When do you need to litigate?

A legal dispute has come to light so you not only want to take the person to court but also litigate and win. But wait! Why would you want to litigate in the first place? In most cases, litigation might be the only and most appropriate solution to resolve a dispute. You need litigation when you want to:

Set a precedent

Maybe you’re right (or at the minimum, you think you’re right) and you require to set a precedent in order to preempt or discourage similar claims soon or send a specific message to others regarding you. You might want to choose litigation to set a precedent that you are not a pushover or don’t want to be coerced into rolling over in a bogus dispute.

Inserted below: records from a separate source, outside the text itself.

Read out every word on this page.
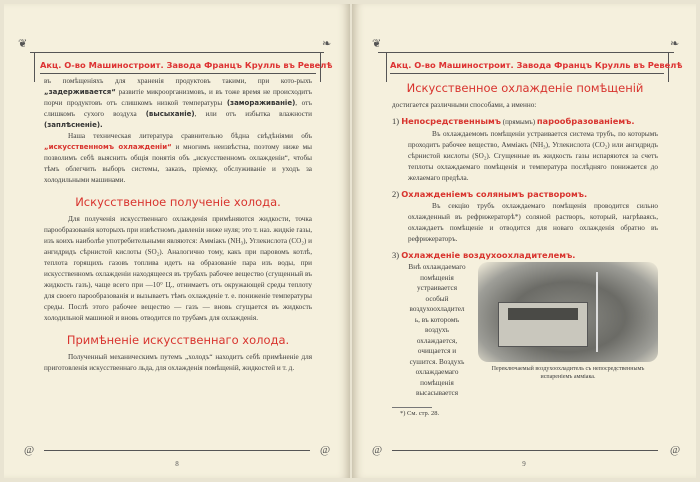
❦	❧
Акц. О-во Машиностроит. Завода Францъ Крулль въ Ревелѣ
въ помѣщеніяхъ для храненія продуктовъ такими, при кото-рыхъ „задерживается“ развитіе микроорганизмовъ, и въ тоже время не происходитъ порчи продуктовъ отъ слишкомъ низкой температуры (замораживаніе), отъ слишкомъ сухого воздуха (высыханіе), или отъ избытка влажности (заплѣсненіе).

Наша техническая литература сравнительно бѣдна свѣдѣніями объ „искусственномъ охлажденіи“ и многимъ неизвѣстна, поэтому ниже мы позволимъ себѣ выяснить общія понятія объ „искусственномъ охлажденіи“, чтобы тѣмъ облегчить выборъ системы, заказъ, пріемку, обслуживаніе и уходъ за холодильными машинами.

Искусственное полученіе холода.

Для полученія искусственнаго охлажденія примѣняются жидкости, точка парообразованія которыхъ при извѣстномъ давленіи ниже нуля; это т. наз. жидкіе газы, изъ коихъ наиболѣе употребительными являются: Аммiакъ (NH₃), Углекислота (CO₂) и ангидридъ сѣрнистой кислоты (SO₂). Аналогично тому, какъ при паровомъ котлѣ, теплота горящихъ газовъ топлива идетъ на образованіе пара изъ воды, при искусственномъ охлажденіи находящееся въ трубахъ рабочее вещество (сгущенный въ жидкость газъ), чаще всего при —10° Ц., отнимаетъ отъ окружающей среды теплоту для своего парообразованія и вызываетъ тѣмъ охлажденіе т. е. пониженіе температуры среды. Послѣ этого рабочее вещество — газъ — вновь сгущается въ жидкость холодильной машиной и вновь отводится по трубамъ для охлажденія.

Примѣненіе искусственнаго холода.

Полученный механическимъ путемъ „холодъ“ находитъ себѣ примѣненіе для приготовленія искусственнаго льда, для охлажденія помѣщеній, жидкостей и т. д.

@	@
8
❦	❧
Акц. О-во Машиностроит. Завода Францъ Крулль въ Ревелѣ
Искусственное охлажденіе помѣщеній
достигается различными способами, а именно:
1) Непосредственнымъ (прямымъ) парообразованіемъ.

Въ охлаждаемомъ помѣщеніи устраивается система трубъ, по которымъ проходитъ рабочее вещество, Аммiакъ (NH₃), Углекислота (CO₂) или ангидридъ сѣрнистой кислоты (SO₂). Сгущенные въ жидкость газы испаряются за счетъ теплоты охлаждаемаго помѣщенія и температура послѣдняго понижается до желаемаго предѣла.

2) Охлажденіемъ солянымъ растворомъ.

Въ секцію трубъ охлаждаемаго помѣщенія проводится сильно охлажденный въ рефрижераторѣ*) соляной растворъ, который, нагрѣваясь, охлаждаетъ помѣщеніе и отводится для новаго охлажденія обратно въ рефрижераторъ.

3) Охлажденіе воздухоохладителемъ.
Внѣ охлаждаемаго помѣщенія устраивается особый воздухоохладитель, въ которомъ воздухъ охлаждается, очищается и сушится. Воздухъ охлаждаемаго помѣщенія высасывается
Переключаемый воздухоохладитель съ непосредственнымъ испареніемъ аммiака.
*) См. стр. 28.
@	@
9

Securing your intellectual property

Among the most crucial assets is your company’s intellectual property (“IP”) and protecting it is an essential move. Litigation may be the only avenue to enhance IP protection that others will both see and respect. Nevertheless, litigating protection of an IP infringement can be a double-edged sword if your patent is expired or found to be invalid.

Resolving a public policy matter

Public policy issues are usually impractical to address especially through legislation or other authoritative policy-setting ways. This is because both can need huge budgets, move at a glacial pace or require expertise that is out of reach for most businesses or individuals. Sometimes resorting to litigation in order to make your public policy might be the best move.

For instance, if a certain agency is looking at how you treat your employees and whether you offer them enough meal breaks or how you classify the workers as contractors or employees. At this point, you might want to litigate the matter rather than waiting for the agency to make a decision. When pressed on such public policy matters by others, it makes sense if you prefer to litigate the issue instead of conceding all the issues, particularly when the new policy is danger-posing to your business.

Need a jury decision

You might want a jury to decide your case especially when someone has an emotionally appealing story to tell. This is among the most common strategic reason to litigate an employment or personal injury case.  Moreover, it can be employed on waste cases or product liability or hazardous/toxic exposures where illnesses, as well as other medical issues, are caused by that company or industry behavior. These are but a few examples where a jury is desirable in many kinds of cases.

The bigger picture!

Despite litigating or settling before suit is filed, always consult your attorney or lawyer especially when injured. Your attorney will clearly explain to you the benefits and risks of litigating. Even though litigation can be quite expensive, working with an experienced and confident attorney guarantees a win in any dispute.


Litigation is an appropriate option to resolve disputes in various situations. Keep in mind that litigation will not come cheaply – it’s associated with time, money or distractions of your life or business. Essentially, ensure that stakes are high and sufficient to warrant everything.